Loud Enough to Be Punished, Quiet Enough to Survive

A voice is a form of power, and when it rises from the throat, it takes force to push it back down. When a woman uses her voice, she may, at most, clash with authority, and it may also undermine state security. Therefore, political, religious, and social authorities converge to choke women’s voices before they can break through the soil like a green shoot. After October 7, Palestinian voices were forcibly framed as security threats, as incriminating data, and as surveillance material subject to punishment, rather than being recognized as a political and humanitarian expression. Within this reality, Palestinian women are compelled to calculate their visibility and the volume of their voices. 

While Israeli policies affect all segments of Palestinian society, they have a disproportionate impact on marginalized and vulnerable groups, such as women. In a recent study I conducted for 7amleh – Arab Center for Social Media Advancement, titled War and Digital Shadows: Palestinian Women Between Voice Confiscation and Body Exposure in Digital Space, I presented the multiple societal and political actors contributing to the gender-discriminatory censorship and exclusion of Palestinian women’s voices.

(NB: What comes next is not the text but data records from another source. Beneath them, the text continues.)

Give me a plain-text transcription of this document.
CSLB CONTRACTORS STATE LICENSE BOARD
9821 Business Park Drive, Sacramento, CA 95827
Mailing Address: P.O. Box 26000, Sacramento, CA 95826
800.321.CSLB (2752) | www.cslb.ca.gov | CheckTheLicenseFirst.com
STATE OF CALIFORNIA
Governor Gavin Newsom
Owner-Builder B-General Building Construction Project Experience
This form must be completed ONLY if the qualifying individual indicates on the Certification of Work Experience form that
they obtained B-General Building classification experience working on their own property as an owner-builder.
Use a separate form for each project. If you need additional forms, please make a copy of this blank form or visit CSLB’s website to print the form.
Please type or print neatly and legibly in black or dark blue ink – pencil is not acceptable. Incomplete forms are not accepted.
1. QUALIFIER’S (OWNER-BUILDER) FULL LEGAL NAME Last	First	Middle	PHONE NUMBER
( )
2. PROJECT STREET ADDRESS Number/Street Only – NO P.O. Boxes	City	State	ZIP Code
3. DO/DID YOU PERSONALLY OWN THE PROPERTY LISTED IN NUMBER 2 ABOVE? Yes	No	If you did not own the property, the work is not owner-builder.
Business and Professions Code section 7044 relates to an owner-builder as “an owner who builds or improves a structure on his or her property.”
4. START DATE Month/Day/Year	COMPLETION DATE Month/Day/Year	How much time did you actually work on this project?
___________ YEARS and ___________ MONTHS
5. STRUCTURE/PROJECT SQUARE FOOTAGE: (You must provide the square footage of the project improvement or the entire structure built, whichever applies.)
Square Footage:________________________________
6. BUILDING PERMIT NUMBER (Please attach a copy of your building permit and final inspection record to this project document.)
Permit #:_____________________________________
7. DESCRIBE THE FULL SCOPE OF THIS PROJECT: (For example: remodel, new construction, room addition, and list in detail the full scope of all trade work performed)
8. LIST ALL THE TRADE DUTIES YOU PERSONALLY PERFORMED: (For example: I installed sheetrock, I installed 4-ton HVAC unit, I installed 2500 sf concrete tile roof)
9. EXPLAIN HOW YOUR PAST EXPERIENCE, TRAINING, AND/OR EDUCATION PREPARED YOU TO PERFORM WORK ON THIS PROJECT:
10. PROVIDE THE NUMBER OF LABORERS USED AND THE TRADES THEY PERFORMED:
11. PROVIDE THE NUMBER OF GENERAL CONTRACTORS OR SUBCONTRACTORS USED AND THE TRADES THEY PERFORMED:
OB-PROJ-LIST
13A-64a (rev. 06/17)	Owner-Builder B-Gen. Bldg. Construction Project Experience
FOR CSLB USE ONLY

The study also found that the occupation produces layered marginalization among Palestinian women, silencing their voices through different deterrent tools, as in the case of Palestinian women (from Gaza or the West Bank) who work inside the Green Line or are married to Palestinian men who hold Israeli citizenship. The fragile legal and social status of these women makes them more susceptible to oppression, as social and civil rights are transformed into tools of political control. These women are underrepresented in media, research, and human rights discourse, but their case is of particular significance because it exposes how gender, geography, and legal status intersect to erase a woman’s voice.

Following October 7, several cases have been documented by feminist organizations in which procedures for obtaining residence or stay permits for Palestinian women escaping domestic violence or seeking family unification were halted. In one case, a Gazan woman married to a man in the Naqab (Negev, in Hebrew) wrote a post expressing solidarity with her family after the outbreak of the genocide: “My heart is with you all. May God be our refuge and protector [...].” She was immediately deported to Hebron, without her husband and children. Although her post was personal and deeply human, it was invalidated by the occupation, illustrating how the political and personal spheres intersect, as civil and social rights are transformed into bargaining chips to suppress political rights. The main concern among mothers was being deprived of their children, and their children deprived of their care, love, and protection. Motherhood, then, became a political weapon and a blackmail tool.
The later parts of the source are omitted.